Elinger wrote down Esti’s number. He gave him the number of First Hungarian Oil. Esti wrote it down.
“Why did I do that?” he wondered as they parted. “Never mind. Next time there’s any lifesaving to be done I may be able to call him.”
The telephone number lay unused on his desk for a long time, then vanished. He didn’t call him. Nor did Elinger call. Months went by without any sign of life from him.
Esti, however, often thought of Elinger.
People that we’ve long been expecting mostly show up just when we’re having a shave, are cross at having broken a new gramophone record, or have been getting a splinter out of a finger and our hand is still bleeding. The petty circumstances of life never permit ceremonious, decorous meetings.
Before Christmas it was freezing hard. Esti’s mind was on anything but swimming and drowning. It was a Sunday, about half past eleven. He was getting ready for a lecture which began at one.
Then Elinger was shown in.
“Glad you’ve come at last!” Esti exclaimed. “What’s new, Elinger?”

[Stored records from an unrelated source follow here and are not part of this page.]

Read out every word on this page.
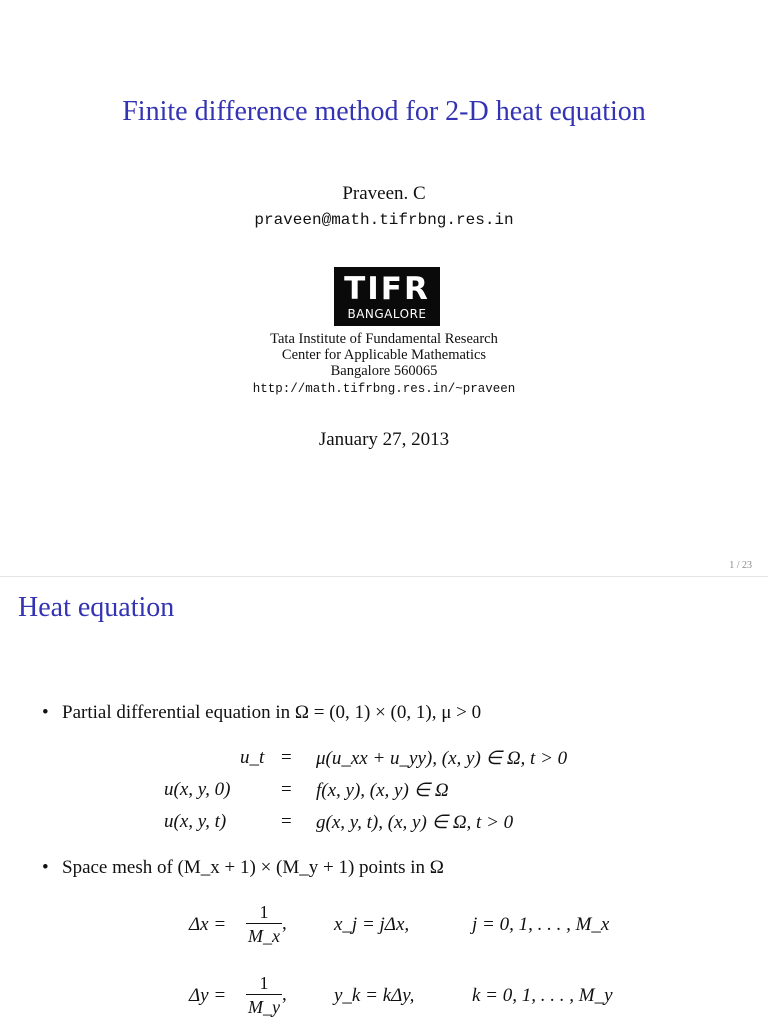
Finite difference method for 2-D heat equation
Praveen. C
praveen@math.tifrbng.res.in
TIFR
BANGALORE
Tata Institute of Fundamental Research
Center for Applicable Mathematics
Bangalore 560065
http://math.tifrbng.res.in/~praveen
January 27, 2013
1 / 23
Heat equation
• Partial differential equation in Ω = (0, 1) × (0, 1), μ > 0
u_t = μ(u_xx + u_yy), (x, y) ∈ Ω, t > 0
u(x, y, 0)	= f(x, y), (x, y) ∈ Ω
u(x, y, t)	= g(x, y, t), (x, y) ∈ Ω, t > 0
• Space mesh of (M_x + 1) × (M_y + 1) points in Ω
$\Delta x = \frac{1}{M\_x}$ , x_j = jΔx,	j = 0, 1, . . . , M_x
$\Delta y = \frac{1}{M\_y}$ , y_k = kΔy,	k = 0, 1, . . . , M_y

“I would have come before,” said Elinger, “only my mother’s been ill. Seriously ill. Last week she was taken into hospital with a brain hemorrhage. I’d be grateful if you could …”
“How much do you need?”
“Two hundred pengős.”
*
“Two hundred?” said Esti. “I haven’t got that much on me. Here’s a hundred and fifty. I’ll send fifty round in the morning.”
Esti sent the other fifty round that same day. He knew that this was a debt of honor which he had to discharge. After all, he had received his life from Elinger on credit, and he was entitled to that much interest.
As his mother’s illness continued, he gave Elinger in lesser and greater amounts a further two hundred pengős, and then, when she died, three hundred and fifty more after the funeral, which he himself raised on credit.
After that Elinger called several times. He got from him, on various pretexts, on his word of honor, small, trifling amounts. Sometimes twenty pengős, sometimes just five.
Esti paid out with a certain delight. Afterward his feeling was one of relief. He simply couldn’t stand his presence, those bloodless gums, his gold tooth, and his boring chatter.
“This fellow,” thought Esti, waking up to the truth, “is one of the biggest idiots in the world. It took somebody like him to save my life. If he were any brighter he’d surely have left me to drown.”
One day, when Esti came home in the small hours, there was Elinger sitting in his study.
He informed Esti cheerfully:
“Just imagine, I’ve been given the sack. Without notice or severance. And I’ve had nowhere to live since the first. I thought I’d come here for tonight and sleep here. If you’ll let me.”
“Naturally,” replied Esti, handing him a clean nightshirt. “You can sleep here on the couch.”